Last week, a person with the Twitter handle @arizonasunblock from Tampa, Florida, noticed that Bradley, who has been on the high court since 2015, appeared to make major changes to her Wikipedia biography earlier this year.
“Liberal media has distorted my record since the beginning of my judicial career, and I refuse to let false accusations go unchecked,” Bradley told the Journal Sentinel in an email. “On my wikipedia page, I added excerpts from actual opinions and removed dishonest information about my background.”
What, then, was getting under her skin?
It’s clear Bradley really, really disliked the section in her Wikipedia page dealing with a Republican challenge to the stay-at-home order issued by the administration of Democratic Gov. Tony Evers in response the COVID-19 pandemic.
According to her Wikipedia page, in May 2020, Bradley “compared the state’s stay-at-home orders to the internment of Japanese-Americans during World War II,” a case known as Korematsu v. the United States.
Also, not sure if she knows how to use the internet:
“Conservative Wisconsin Supreme Court justice @JudgeBradleyWI is currently engaging in an edit war on her Wikipedia page under an anonymous username that she also uses in her personal email.”
The username? “rlgbjd,” which could very well refer to Rebecca Lynn Grassl Bradley, J.D. She received her law degree from the University of Wisconsin in 1996.

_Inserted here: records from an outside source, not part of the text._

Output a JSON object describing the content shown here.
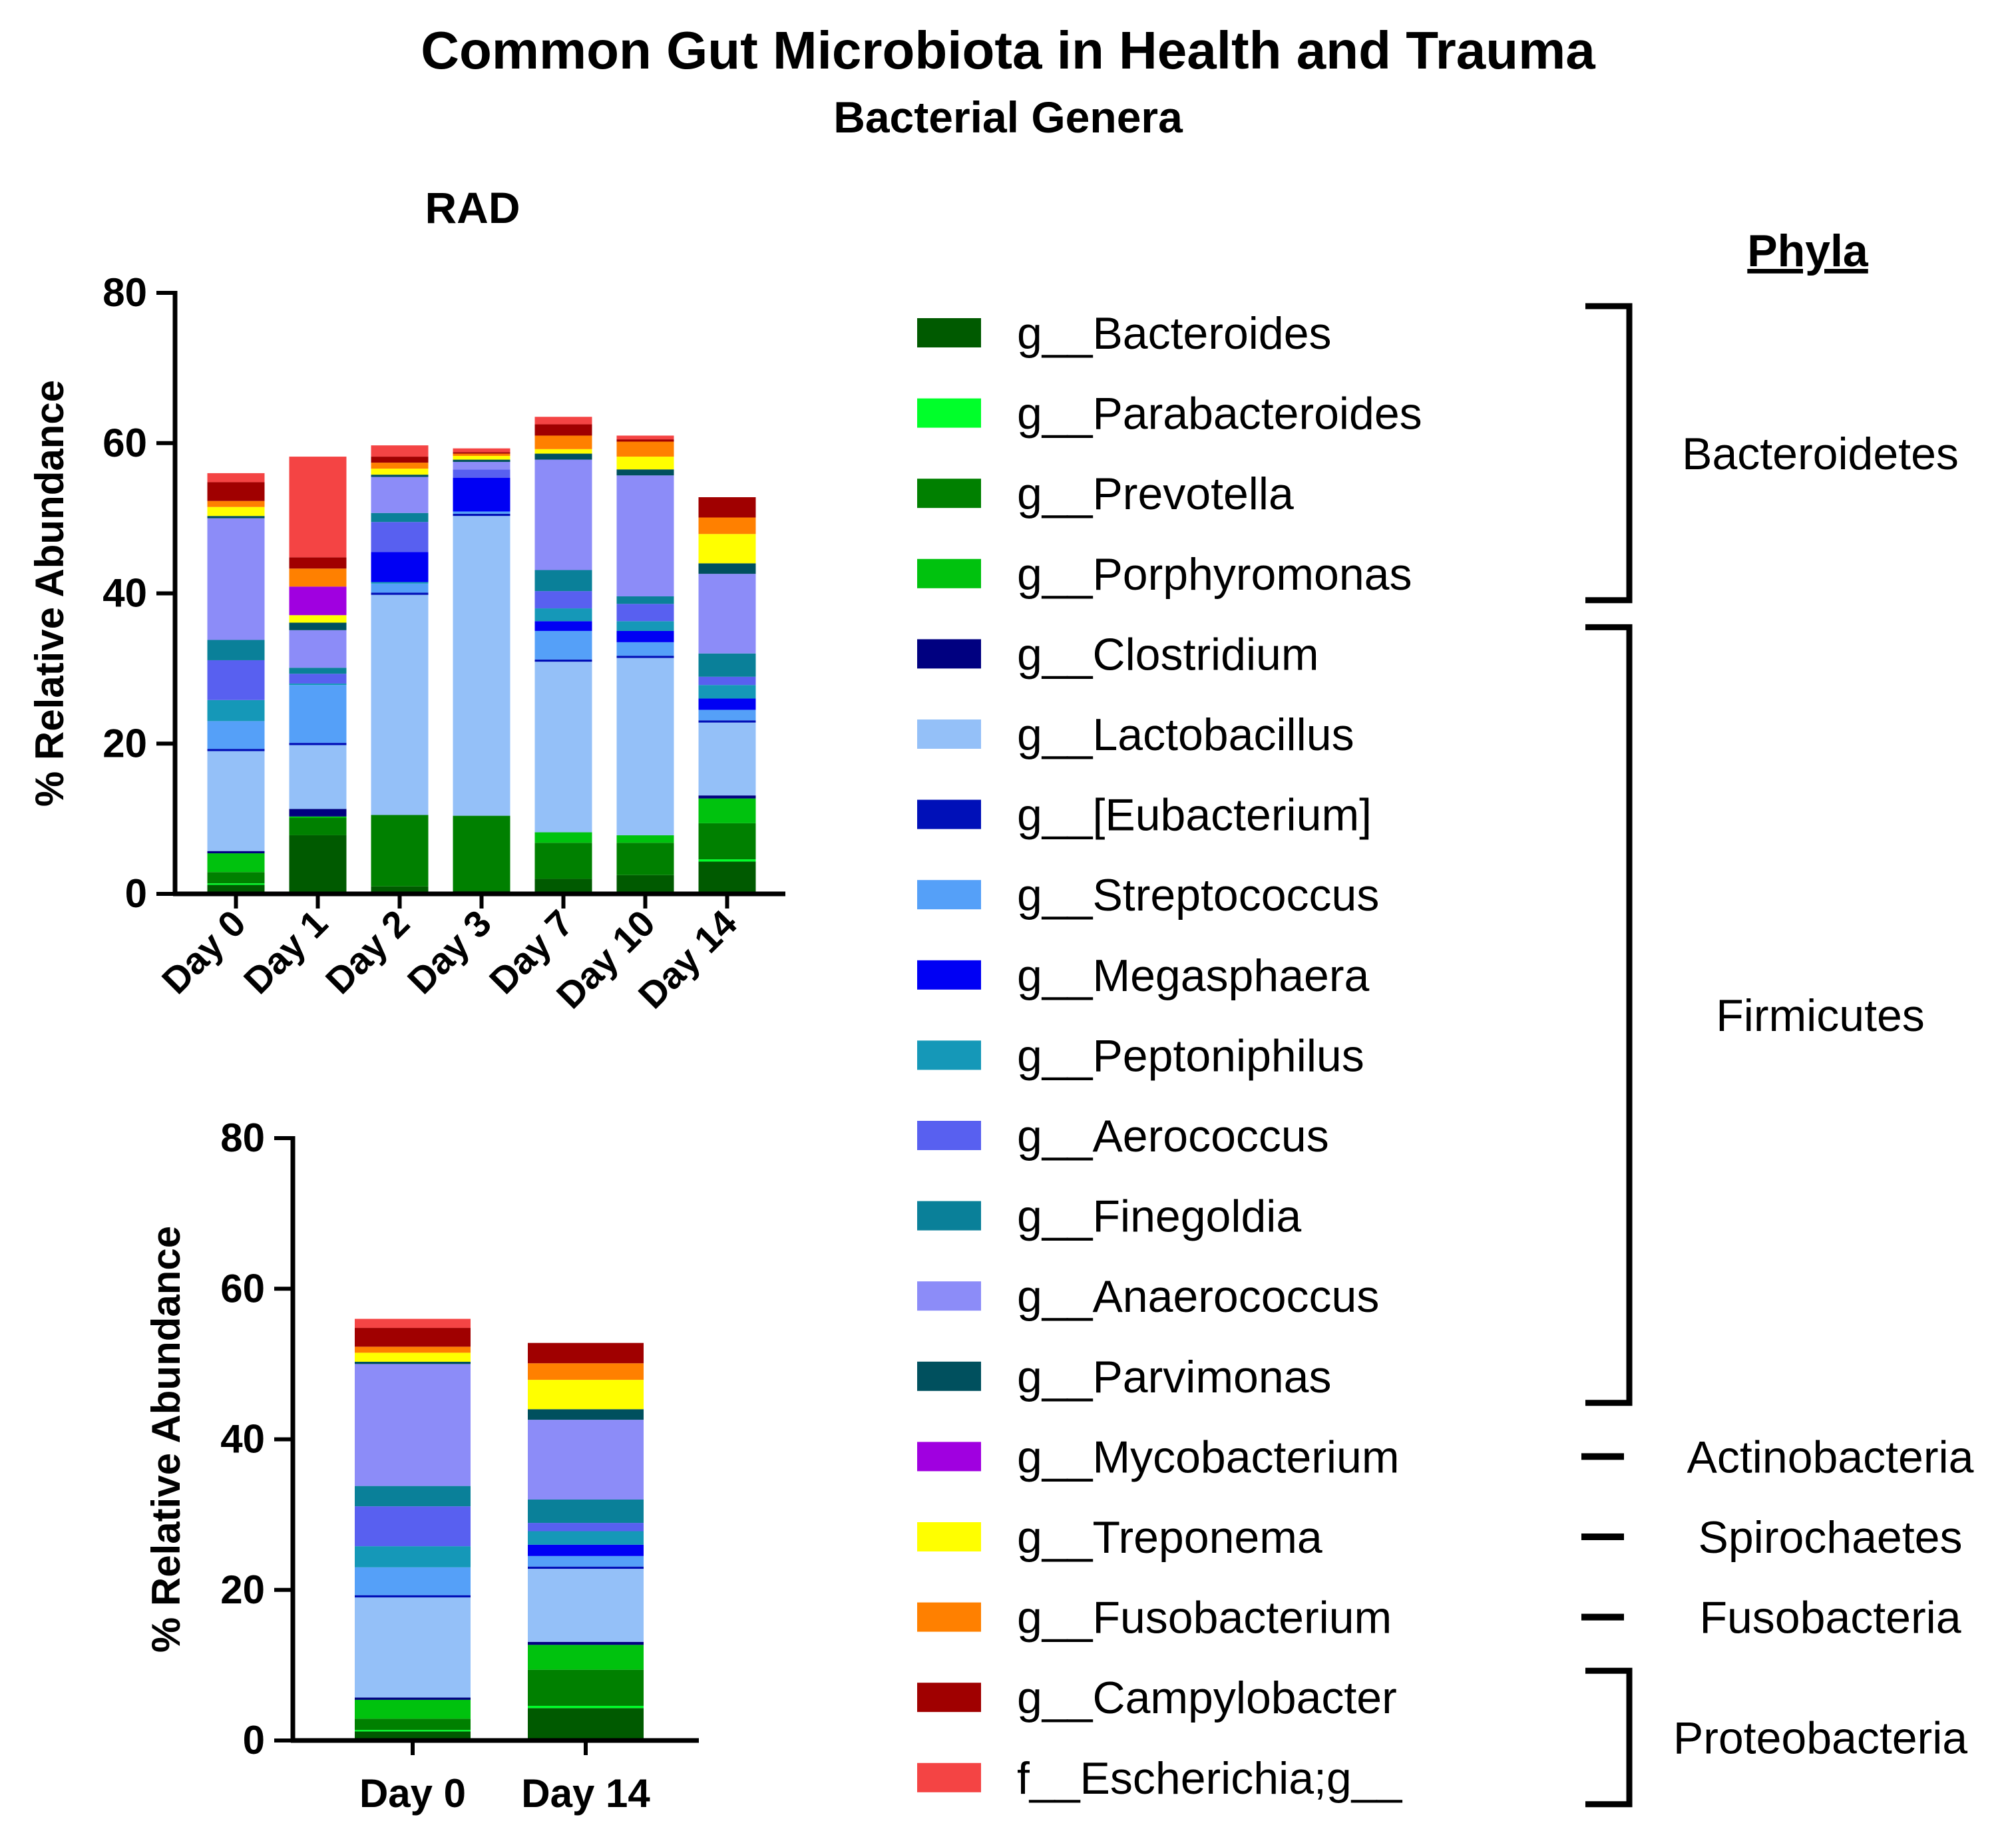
{
  "title": "Common Gut Microbiota in Health and Trauma",
  "subtitle": "Bacterial Genera",
  "phyla_heading": "Phyla",
  "colors": {
    "g__Bacteroides": "#005a00",
    "g__Parabacteroides": "#00ff2a",
    "g__Prevotella": "#008000",
    "g__Porphyromonas": "#00c20e",
    "g__Clostridium": "#000080",
    "g__Lactobacillus": "#94c0f8",
    "g__[Eubacterium]": "#0010b8",
    "g__Streptococcus": "#55a0f8",
    "g__Megasphaera": "#0000f4",
    "g__Peptoniphilus": "#1598b8",
    "g__Aerococcus": "#5860f0",
    "g__Finegoldia": "#0a8099",
    "g__Anaerococcus": "#8c8cf8",
    "g__Parvimonas": "#00505e",
    "g__Mycobacterium": "#a000e0",
    "g__Treponema": "#ffff00",
    "g__Fusobacterium": "#ff8000",
    "g__Campylobacter": "#a00000",
    "f__Escherichia;g__": "#f44444"
  },
  "legend": [
    {
      "label": "g__Bacteroides"
    },
    {
      "label": "g__Parabacteroides"
    },
    {
      "label": "g__Prevotella"
    },
    {
      "label": "g__Porphyromonas"
    },
    {
      "label": "g__Clostridium"
    },
    {
      "label": "g__Lactobacillus"
    },
    {
      "label": "g__[Eubacterium]"
    },
    {
      "label": "g__Streptococcus"
    },
    {
      "label": "g__Megasphaera"
    },
    {
      "label": "g__Peptoniphilus"
    },
    {
      "label": "g__Aerococcus"
    },
    {
      "label": "g__Finegoldia"
    },
    {
      "label": "g__Anaerococcus"
    },
    {
      "label": "g__Parvimonas"
    },
    {
      "label": "g__Mycobacterium"
    },
    {
      "label": "g__Treponema"
    },
    {
      "label": "g__Fusobacterium"
    },
    {
      "label": "g__Campylobacter"
    },
    {
      "label": "f__Escherichia;g__"
    }
  ],
  "phyla": [
    {
      "name": "Bacteroidetes",
      "from": 0,
      "to": 3,
      "mark": "bracket"
    },
    {
      "name": "Firmicutes",
      "from": 4,
      "to": 13,
      "mark": "bracket"
    },
    {
      "name": "Actinobacteria",
      "from": 14,
      "to": 14,
      "mark": "dash"
    },
    {
      "name": "Spirochaetes",
      "from": 15,
      "to": 15,
      "mark": "dash"
    },
    {
      "name": "Fusobacteria",
      "from": 16,
      "to": 16,
      "mark": "dash"
    },
    {
      "name": "Proteobacteria",
      "from": 17,
      "to": 18,
      "mark": "bracket"
    }
  ],
  "chart_data": [
    {
      "type": "bar",
      "stacked": true,
      "title": "RAD",
      "ylabel": "% Relative Abundance",
      "ylim": [
        0,
        80
      ],
      "yticks": [
        0,
        20,
        40,
        60,
        80
      ],
      "categories": [
        "Day 0",
        "Day 1",
        "Day 2",
        "Day 3",
        "Day 7",
        "Day 10",
        "Day 14"
      ],
      "stacks": [
        [
          [
            "g__Bacteroides",
            1.2
          ],
          [
            "g__Parabacteroides",
            0.2
          ],
          [
            "g__Prevotella",
            1.5
          ],
          [
            "g__Porphyromonas",
            2.5
          ],
          [
            "g__Clostridium",
            0.3
          ],
          [
            "g__Lactobacillus",
            13.3
          ],
          [
            "g__[Eubacterium]",
            0.3
          ],
          [
            "g__Streptococcus",
            3.7
          ],
          [
            "g__Peptoniphilus",
            2.8
          ],
          [
            "g__Aerococcus",
            5.3
          ],
          [
            "g__Finegoldia",
            2.7
          ],
          [
            "g__Anaerococcus",
            16.2
          ],
          [
            "g__Parvimonas",
            0.3
          ],
          [
            "g__Treponema",
            1.2
          ],
          [
            "g__Fusobacterium",
            0.8
          ],
          [
            "g__Campylobacter",
            2.5
          ],
          [
            "f__Escherichia;g__",
            1.2
          ]
        ],
        [
          [
            "g__Bacteroides",
            7.8
          ],
          [
            "g__Prevotella",
            2.3
          ],
          [
            "g__Porphyromonas",
            0.2
          ],
          [
            "g__Clostridium",
            1.0
          ],
          [
            "g__Lactobacillus",
            8.5
          ],
          [
            "g__[Eubacterium]",
            0.3
          ],
          [
            "g__Streptococcus",
            7.7
          ],
          [
            "g__Peptoniphilus",
            0.2
          ],
          [
            "g__Aerococcus",
            1.3
          ],
          [
            "g__Finegoldia",
            0.8
          ],
          [
            "g__Anaerococcus",
            5.0
          ],
          [
            "g__Parvimonas",
            1.0
          ],
          [
            "g__Treponema",
            1.0
          ],
          [
            "g__Mycobacterium",
            3.8
          ],
          [
            "g__Fusobacterium",
            2.4
          ],
          [
            "g__Campylobacter",
            1.5
          ],
          [
            "f__Escherichia;g__",
            13.4
          ]
        ],
        [
          [
            "g__Bacteroides",
            1.0
          ],
          [
            "g__Prevotella",
            9.5
          ],
          [
            "g__Lactobacillus",
            29.3
          ],
          [
            "g__[Eubacterium]",
            0.3
          ],
          [
            "g__Streptococcus",
            1.2
          ],
          [
            "g__Peptoniphilus",
            0.2
          ],
          [
            "g__Megasphaera",
            4.0
          ],
          [
            "g__Aerococcus",
            4.0
          ],
          [
            "g__Finegoldia",
            1.2
          ],
          [
            "g__Anaerococcus",
            4.8
          ],
          [
            "g__Parvimonas",
            0.3
          ],
          [
            "g__Treponema",
            0.8
          ],
          [
            "g__Fusobacterium",
            0.8
          ],
          [
            "g__Campylobacter",
            0.8
          ],
          [
            "f__Escherichia;g__",
            1.5
          ]
        ],
        [
          [
            "g__Bacteroides",
            0.4
          ],
          [
            "g__Prevotella",
            10.0
          ],
          [
            "g__Lactobacillus",
            39.9
          ],
          [
            "g__[Eubacterium]",
            0.3
          ],
          [
            "g__Streptococcus",
            0.3
          ],
          [
            "g__Megasphaera",
            4.5
          ],
          [
            "g__Aerococcus",
            1.1
          ],
          [
            "g__Anaerococcus",
            1.0
          ],
          [
            "g__Parvimonas",
            0.3
          ],
          [
            "g__Treponema",
            0.5
          ],
          [
            "g__Fusobacterium",
            0.3
          ],
          [
            "g__Campylobacter",
            0.2
          ],
          [
            "f__Escherichia;g__",
            0.5
          ]
        ],
        [
          [
            "g__Bacteroides",
            2.0
          ],
          [
            "g__Prevotella",
            4.8
          ],
          [
            "g__Porphyromonas",
            1.4
          ],
          [
            "g__Lactobacillus",
            22.7
          ],
          [
            "g__[Eubacterium]",
            0.3
          ],
          [
            "g__Streptococcus",
            3.8
          ],
          [
            "g__Megasphaera",
            1.3
          ],
          [
            "g__Peptoniphilus",
            1.7
          ],
          [
            "g__Aerococcus",
            2.3
          ],
          [
            "g__Finegoldia",
            2.8
          ],
          [
            "g__Anaerococcus",
            14.7
          ],
          [
            "g__Parvimonas",
            0.8
          ],
          [
            "g__Treponema",
            0.6
          ],
          [
            "g__Fusobacterium",
            1.8
          ],
          [
            "g__Campylobacter",
            1.5
          ],
          [
            "f__Escherichia;g__",
            1.0
          ]
        ],
        [
          [
            "g__Bacteroides",
            2.5
          ],
          [
            "g__Prevotella",
            4.3
          ],
          [
            "g__Porphyromonas",
            1.0
          ],
          [
            "g__Lactobacillus",
            23.6
          ],
          [
            "g__[Eubacterium]",
            0.3
          ],
          [
            "g__Streptococcus",
            1.8
          ],
          [
            "g__Megasphaera",
            1.5
          ],
          [
            "g__Peptoniphilus",
            1.3
          ],
          [
            "g__Aerococcus",
            2.3
          ],
          [
            "g__Finegoldia",
            1.0
          ],
          [
            "g__Anaerococcus",
            16.1
          ],
          [
            "g__Parvimonas",
            0.8
          ],
          [
            "g__Treponema",
            1.7
          ],
          [
            "g__Fusobacterium",
            2.0
          ],
          [
            "g__Campylobacter",
            0.3
          ],
          [
            "f__Escherichia;g__",
            0.5
          ]
        ],
        [
          [
            "g__Bacteroides",
            4.3
          ],
          [
            "g__Parabacteroides",
            0.3
          ],
          [
            "g__Prevotella",
            4.8
          ],
          [
            "g__Porphyromonas",
            3.3
          ],
          [
            "g__Clostridium",
            0.4
          ],
          [
            "g__Lactobacillus",
            9.7
          ],
          [
            "g__[Eubacterium]",
            0.3
          ],
          [
            "g__Streptococcus",
            1.4
          ],
          [
            "g__Megasphaera",
            1.5
          ],
          [
            "g__Peptoniphilus",
            1.8
          ],
          [
            "g__Aerococcus",
            1.1
          ],
          [
            "g__Finegoldia",
            3.1
          ],
          [
            "g__Anaerococcus",
            10.6
          ],
          [
            "g__Parvimonas",
            1.4
          ],
          [
            "g__Treponema",
            3.9
          ],
          [
            "g__Fusobacterium",
            2.2
          ],
          [
            "g__Campylobacter",
            2.7
          ]
        ]
      ]
    },
    {
      "type": "bar",
      "stacked": true,
      "title": "",
      "ylabel": "% Relative Abundance",
      "ylim": [
        0,
        80
      ],
      "yticks": [
        0,
        20,
        40,
        60,
        80
      ],
      "categories": [
        "Day 0",
        "Day 14"
      ],
      "stacks": [
        [
          [
            "g__Bacteroides",
            1.2
          ],
          [
            "g__Parabacteroides",
            0.2
          ],
          [
            "g__Prevotella",
            1.5
          ],
          [
            "g__Porphyromonas",
            2.5
          ],
          [
            "g__Clostridium",
            0.3
          ],
          [
            "g__Lactobacillus",
            13.3
          ],
          [
            "g__[Eubacterium]",
            0.3
          ],
          [
            "g__Streptococcus",
            3.7
          ],
          [
            "g__Peptoniphilus",
            2.8
          ],
          [
            "g__Aerococcus",
            5.3
          ],
          [
            "g__Finegoldia",
            2.7
          ],
          [
            "g__Anaerococcus",
            16.2
          ],
          [
            "g__Parvimonas",
            0.3
          ],
          [
            "g__Treponema",
            1.2
          ],
          [
            "g__Fusobacterium",
            0.8
          ],
          [
            "g__Campylobacter",
            2.5
          ],
          [
            "f__Escherichia;g__",
            1.2
          ]
        ],
        [
          [
            "g__Bacteroides",
            4.3
          ],
          [
            "g__Parabacteroides",
            0.3
          ],
          [
            "g__Prevotella",
            4.8
          ],
          [
            "g__Porphyromonas",
            3.3
          ],
          [
            "g__Clostridium",
            0.4
          ],
          [
            "g__Lactobacillus",
            9.7
          ],
          [
            "g__[Eubacterium]",
            0.3
          ],
          [
            "g__Streptococcus",
            1.4
          ],
          [
            "g__Megasphaera",
            1.5
          ],
          [
            "g__Peptoniphilus",
            1.8
          ],
          [
            "g__Aerococcus",
            1.1
          ],
          [
            "g__Finegoldia",
            3.1
          ],
          [
            "g__Anaerococcus",
            10.6
          ],
          [
            "g__Parvimonas",
            1.4
          ],
          [
            "g__Treponema",
            3.9
          ],
          [
            "g__Fusobacterium",
            2.2
          ],
          [
            "g__Campylobacter",
            2.7
          ]
        ]
      ]
    }
  ]
}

It turns out the Tampa tweeter had guessed correctly.
“It’s so unfair that my own words can be written down for posterity!”
Tell me she doesn’t know that just because you’ve edited a Wikipedia page, that the previous version still exists, and is likely to draw attention and discussion because of your edits.
And is super easy to revert to the prior version too. It’s basically two clicks to make it happen. And then have an admin protect the page to only allow established editors so randos can’t do this with just an IP address again.
I love too that she mentioned, “REAL OPINIONS” as if those are more valid than the exact words she said.
It said “Actual Opinion” not “Real Opinions”.
I’m pretty sure opinion doesn’t mean what you think it does. When a judge writes up an opinion it’s a bit stronger than me saying what I do or don’t like or how I feel about something. Same as between scientific theory and the other definition.
Oh shit! Maajmaaj is offering free fistings! Sign up before Lindsey Graham wears their arm out
It’s an inaccurate epithet anyhow. Uncle Tom was overly nice to whites so as not to draw their wrath.
In the end, the whites beat Uncle Tom to death when he refused to give the whereabouts of two runaway slaves.
I don’t know what epithet you’d call someone who turned in the two slaves and lived to work the big house another day, but that’s what you should call Clarence.
I used to call Clarence an Uncle Tom, but then I read the book.
I don’t think that’s a racial slur my guy, a dictionary indicates it’s slang for female genitalia.
So this is what my teachers meant when they said “don’t trust Wikipedia”.
Don’t worry, it’ll be corrected. Issues like this are temporary and ultimately fixed, as this news article coming out helps do.
Politics articles aren’t ones I would suggest are inherently reliable in any medium regardless.
One time in school the teacher actually told us to go on Wikipedia to look something up for a report. I edited the page to change the information to something incorrect. I of course put the correct info on my report. I taught everyone a lesson that day.
I’ve seen this happen so many times and it’s always so embarrassing. There’s a lovely template that you can slap onto an article that says something along the lines of “this article appears to have been edited by someone with a close association with the subject.” It’s truly a marvel in how close it skates towards saying, “the subject of this bio didn’t like parts of what people were saying, so they edited it to suit themselves” without saying exactly that. It’s subtly brutal.
Fortunately for the feelings of people who edit their own wiki bios, I suspect that they probably don’t feel the sense of shame that I would if I were in that position.
They’re the type of person who is upset they get caught and apologizes of they upset someone but not for their actual transgression.
Which iirc is against Wikipedia rules
That’s silly - judges are supposed to have clerks to do that for them.
I’m more concerned that a judge didn’t have a clerk do this. Judges should be half-decent at delegating tasks.
In 2009-ish my local US House rep had his bio edited from an office in the Capitol building. Repeatedly, in fact. I’ve always wondered it was done by him or an intern.
Based on the blisteringly dumb things he’d say in public, and the fact that he was one of the vanishingly small minority of Republicans to get redistricted out of his very safe seat in Ohio by his own party - I’m betting that he did it on his own time. Not that I think his “retirement” had anything to do with the Wikipedia bio. It’s just something that would fit with his ideas of “having a cunning plan.”